Ele nasceu no ano da libertação dos escravos no Brasil – 1888. Foi contemporâneo do inventor da lâmpada elétrica, Thomas Edison e de Graham Bell, inventor do telefone. Atravessou o século XX e se prepara para entrar no novo milênio. Na ponta do lápis, são 111 anos. Tempo mais que suficiente para que o índio tupinambá Severino Ramos – nome católico dado em batismo pelos jesuítas, em 1906, em Sousa (PB), quando já tinha feito 18 anos – aprontasse poucas e boas por esse mundo afora. Foi tratador de animais, artista de circo, ourives, curandeiro, vidente. A bordo de um navio, conheceu a Itália, a Alemanha e Israel. Hoje, em Crateús, no sertão do Ceará, onde mora com a família, Severino Ramos funciona como um pajé para a vizinhança, onde se misturam famílias tupinambás, tabajaras, potiguaras, cariris, calabaças e até um xavante.

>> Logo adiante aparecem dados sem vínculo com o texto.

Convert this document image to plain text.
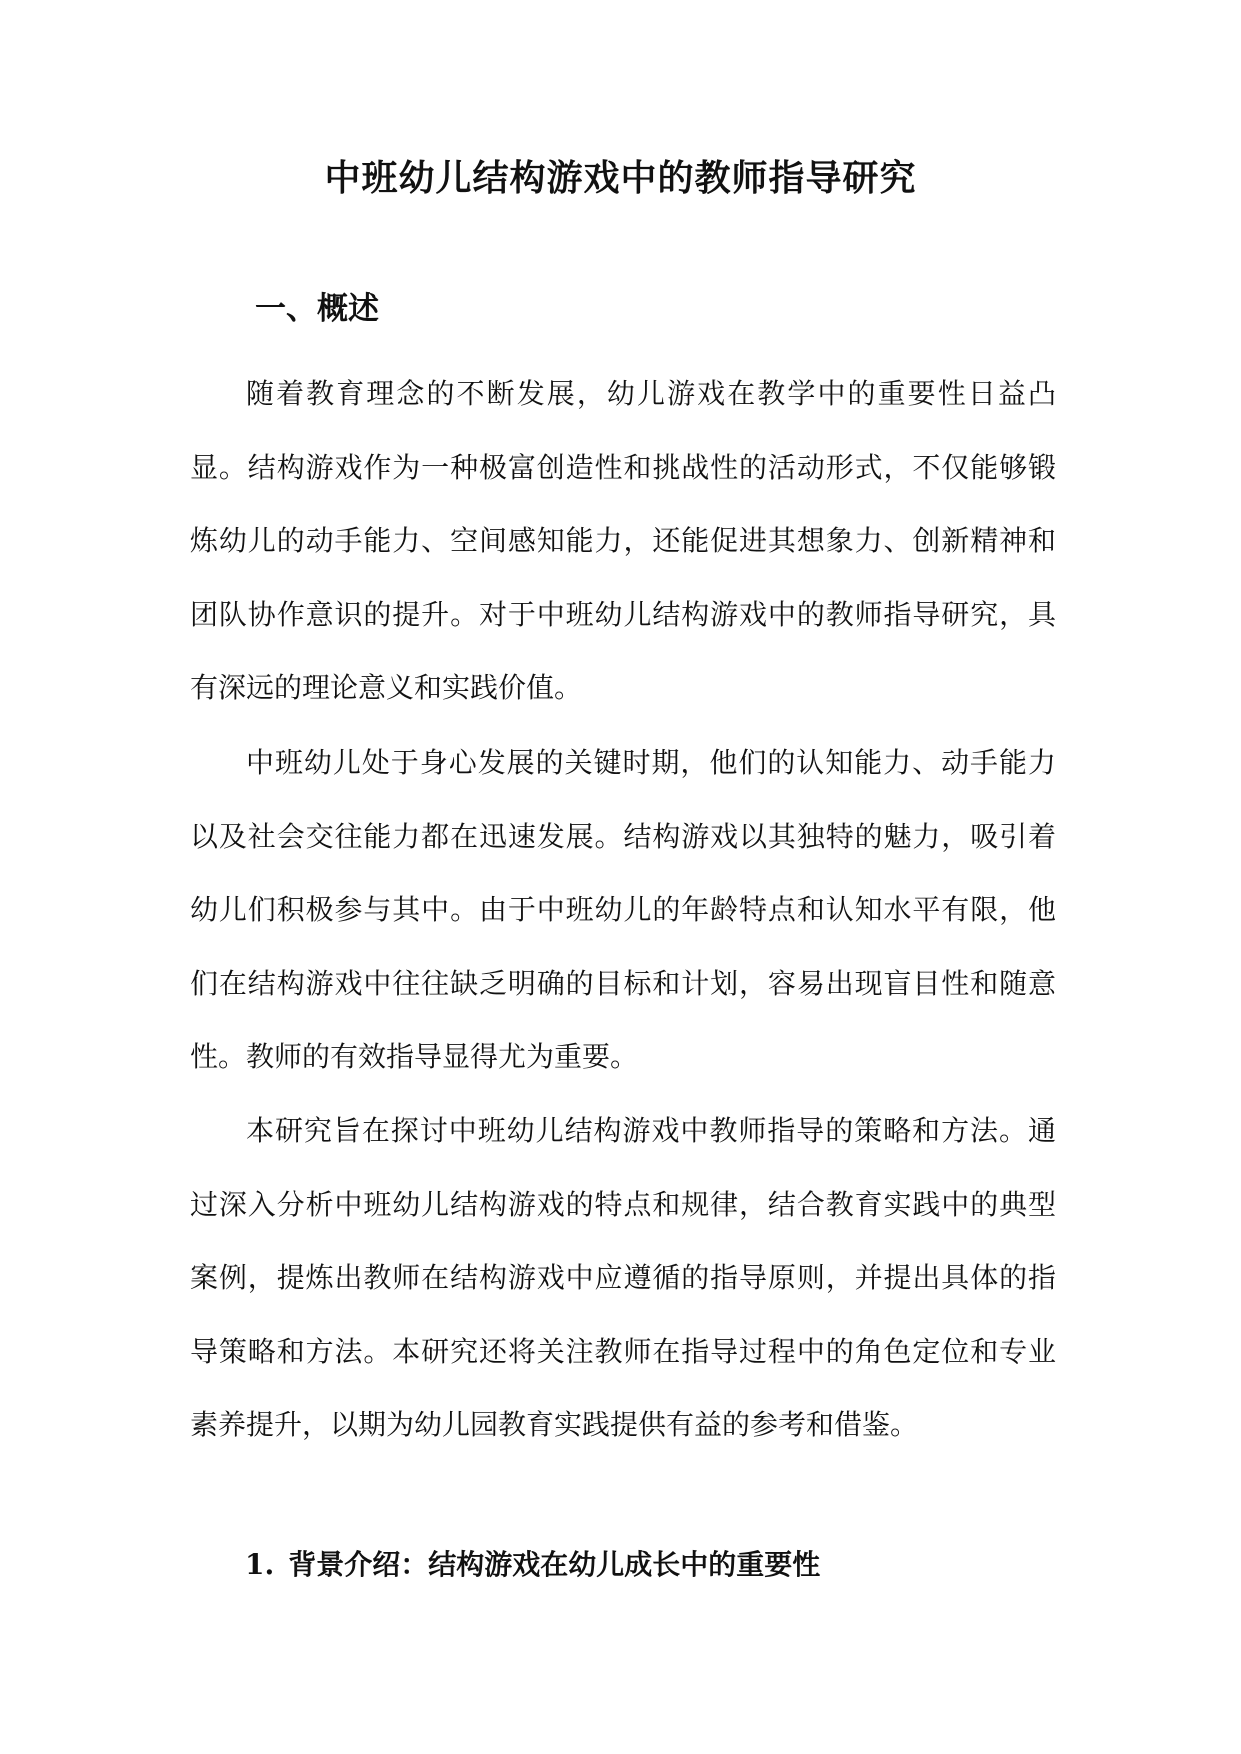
中班幼儿结构游戏中的教师指导研究
一、概述

随着教育理念的不断发展，幼儿游戏在教学中的重要性日益凸显。结构游戏作为一种极富创造性和挑战性的活动形式，不仅能够锻炼幼儿的动手能力、空间感知能力，还能促进其想象力、创新精神和团队协作意识的提升。对于中班幼儿结构游戏中的教师指导研究，具有深远的理论意义和实践价值。

中班幼儿处于身心发展的关键时期，他们的认知能力、动手能力以及社会交往能力都在迅速发展。结构游戏以其独特的魅力，吸引着幼儿们积极参与其中。由于中班幼儿的年龄特点和认知水平有限，他们在结构游戏中往往缺乏明确的目标和计划，容易出现盲目性和随意性。教师的有效指导显得尤为重要。

本研究旨在探讨中班幼儿结构游戏中教师指导的策略和方法。通过深入分析中班幼儿结构游戏的特点和规律，结合教育实践中的典型案例，提炼出教师在结构游戏中应遵循的指导原则，并提出具体的指导策略和方法。本研究还将关注教师在指导过程中的角色定位和专业素养提升，以期为幼儿园教育实践提供有益的参考和借鉴。

1. 背景介绍：结构游戏在幼儿成长中的重要性
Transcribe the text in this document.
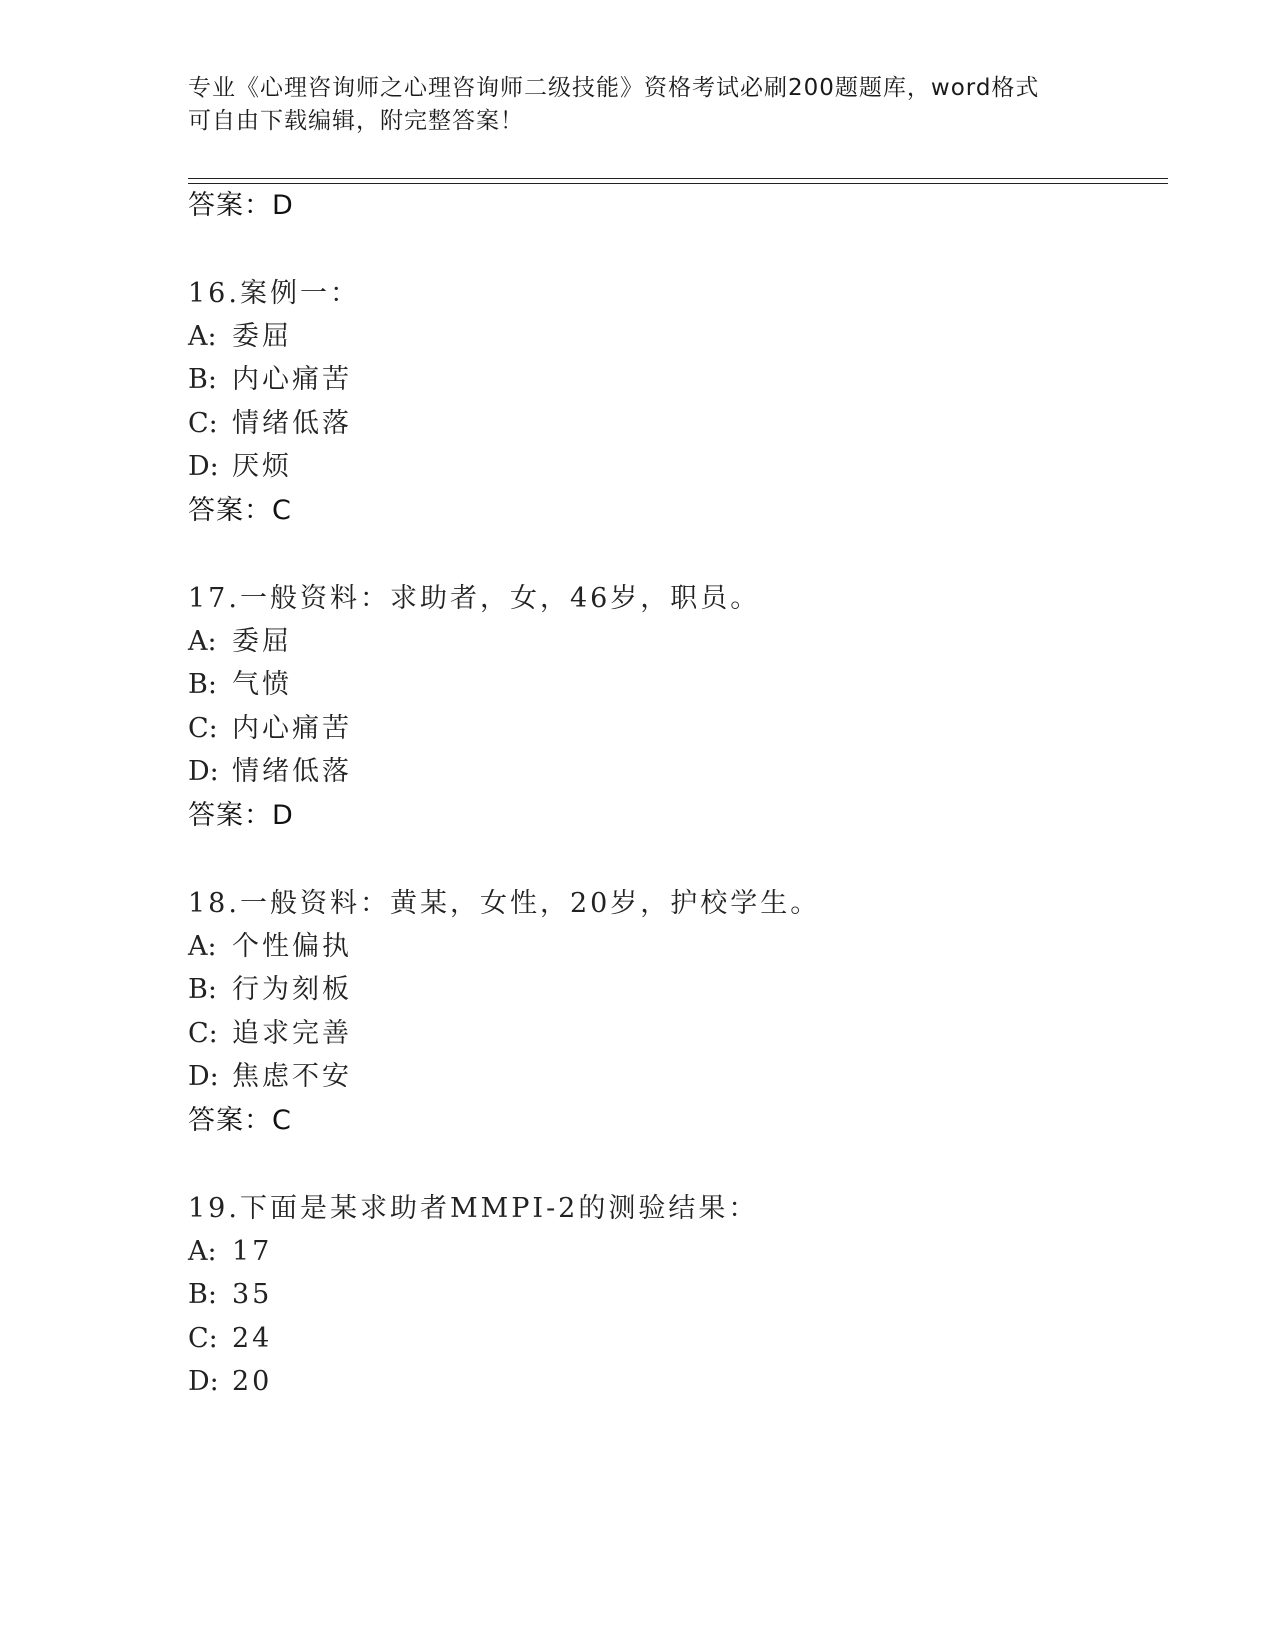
专业《心理咨询师之心理咨询师二级技能》资格考试必刷200题题库，word格式
可自由下载编辑，附完整答案！
答案：D
16.案例一：
A: 委屈
B: 内心痛苦
C: 情绪低落
D: 厌烦
答案：C
17.一般资料：求助者，女，46岁，职员。
A: 委屈
B: 气愤
C: 内心痛苦
D: 情绪低落
答案：D
18.一般资料：黄某，女性，20岁，护校学生。
A: 个性偏执
B: 行为刻板
C: 追求完善
D: 焦虑不安
答案：C
19.下面是某求助者MMPI-2的测验结果：
A: 17
B: 35
C: 24
D: 20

A aventura de Severino começou quando ele era um curumim e vivia na floresta Amazônica. O nome tupi ele não lembra mais. Mas sabe que na tribo as casas eram de palha e casca de pau e os companheiros eram brabos. Aos sete anos, o menino tupinambá era acostumado aos brancos que andavam pela floresta à cata de breu, borracha e couro de onça. Um dia, no entanto, tudo mudou. “Os branco me convidaram prum passeio de barco e eu fui. Num imaginava as intenção dele.” O indiozinho ainda tentou fugir, mas não adiantou.

Do Norte para o Nordeste do Brasil. Severino Ramos foi morar no Recife (PE). Aprendeu o português, a vestir e calçar à moda da cidade e ganhou o emprego de tratador de animais em um zoológico. Mas um circo internacional tornou o índio um viajante. Nos espetáculos, ele atravessava paredes, sumia no ar. Surpresa para a platéia. Foram muitos anos de shows: “Eu fiquei famoso onde passei.” Na Alemanha, aprendeu a fazer anel, cordão de ouro. Na Itália, viu livros com histórias encantadas. Em Israel, andou no lugar onde Jesus nasceu. Mas, ao fim, foi parar no Ceará, onde chegou solteirão e já maduro.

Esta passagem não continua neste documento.